Greg Roach's Berkshires Blog
Saturday, February 09, 2008
  First it was trees, then flooding, now fraud. What's next?
One of the things that most people don't know about me is that I am an aviation buff. I grew up in a family with two pilots, and even though I had a tendency to puke in little planes (sorry dad!) I spent a fair amount of time hanging out at small airports watching the day-in and day-out operations of civil and small-time commercial aviation. I live about a mile directly off the east end of the airport and watch dozens of flights any given sunny afternoon pass a few hundred feet over my head. My current next door neighbor is also the Harriman-West manager, but he and I tend to talk about lawn mowers and home improvement rather than planes.

I guess what I am trying to say is that while I might have a bias towards the aviation community, I am not talking out of my rear-end when I comment on the latest "gotcha'" NIMBYism going on over around Luce Rd at the west end of the airport. Evidently some people are still mad that they didn't read their deeds when they bought their homes within a few hundred yards of a friggin' runway:
"I can hardly believe that numbers such as 44,000 operations (takeoffs/landings) per year, 120 per day, are still being thrown around as if they were believable," Raymond Bergmann, another Luce Road resident, wrote in a letter to the editor of The Berkshire Eagle last week.

Spokesmen from the Federal Aviation Administration (FAA) and the Massachusetts Aeronautics Commission (MAC)said the numbers were correct and said the residents' point was moot because such figures are not considered during the funding application process.
Kudos to Bonnie at the Transcript for getting the proper information about how the airport's safety upgrade funding was determined and knocking down this latest rumor of fraud.

It amazes me that these residents would rather take the chance of having a plane hit a tree and drop flaming on their house than play it safe. The FAA did not determined these rules arbitrarily they are developed based upon real world experience and physics. (Little things like gravity and inertia tend to make plane crashes messy)

The odds are good that there will never be a future serious mishap at Harriman West. Aviation is very safe. But accidents do happen - sometimes with tragic results, and THAT is the real issue - not trees.
 
Comments:
Although bogus, I suppose you can fiddle with the figures to come up with any high number you want. Just add to the total all touch and go's at an air show or during flight school. count in all military exercises from the air national guard and count all aircraft practicing approach techniques. Hmmmm we must be up into the thousands by now? 120 per day?.....I find that hard to swallow. Having takin flying lessons myself, I can tell you the friendly skies over HW ain't that crowded.
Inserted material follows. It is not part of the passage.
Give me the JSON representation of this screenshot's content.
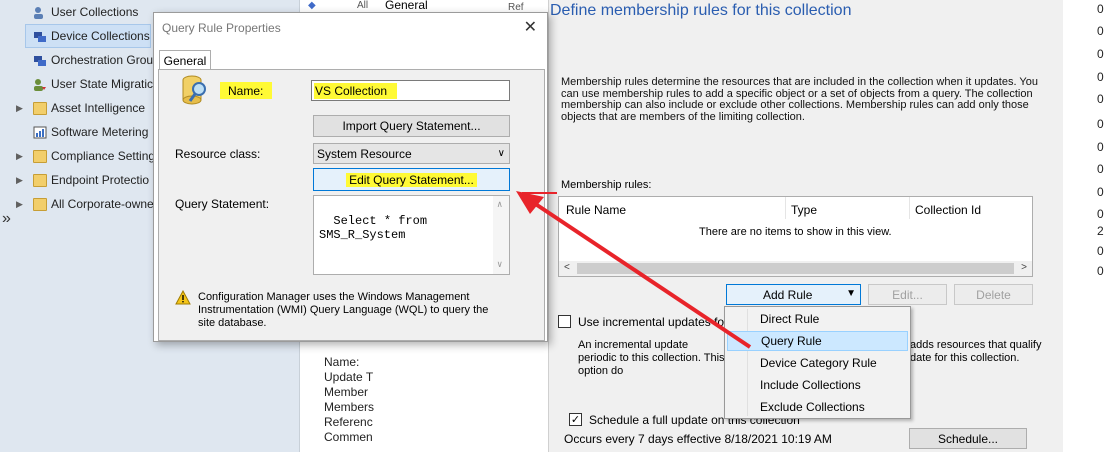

Not once was my flight canceled because of heavy traffic. :~)
 
I used to fly a Cessna 172 some. I did a lot of touch-and-go landings. I don't see why they shouldn't count as far as figuring the odds of a crash on takeoff. If your engine fails, you're going down, and if it fails soon after takeoff, you generally won't have enough height to turn around and glide in for a reverse runway landing -- you have to go pretty much straight ahead.

If there are trees and structures all over there, you will have a horrific crash.

But if there's open ground, you will probably be fine and even your airplane repairable, as you can glide in for a landing. (Unless you panic, and try to either turn around or to pull up without any power. This sounds implausible, but I flew over a fatal crash at Minuteman Airfield once when the plane in front of me on a touch-and-go cycle lost power, and the pilot tried to pull up, stalled and landed upside-down in a beautiful field.)
 
Aviation talk. Fun.

Airports that receive federal grant money (Harriman and West got $150k in 2007) are required by FAR Part 77 to "identify and mitigate hazards to navigable airspace at their airport". In the case of H-W, having a 4200 foot runway means that any object penetrating a 100:1 slope within 20,000 feet of the runway (in any direction!) is "potentially" subject to regulation.

In more practical terms, it means that the airport has a regulatory obligation to knock down any growing obstruction (like a tree) that tries to penetrate an imaginary surface that slopes upward from a line at ground level 500 feet off of each end of the runway, up to 750 feet each side, at a 20:1 slope, out another 5000 feet. A 50 foot tree a half mile from the runway and 300 (or even more) feet off centerline is fair game.

The thing is, this regulation doesn't have anything to do with the number of operations an airport has. All that matters is that it is public, and it receives federal funds. It has to comply.

If H-W ever wants to upgrade and get itself a designated instrument runway, more trees will need to come down and some houses will need to go.

Cap'n John
 
Cap'n John.....Thanks for the info. Progress can be painfull...especially to those that took the gamble. They knew what they were getting into but never thought it would happen. Tough shit, live with it or move!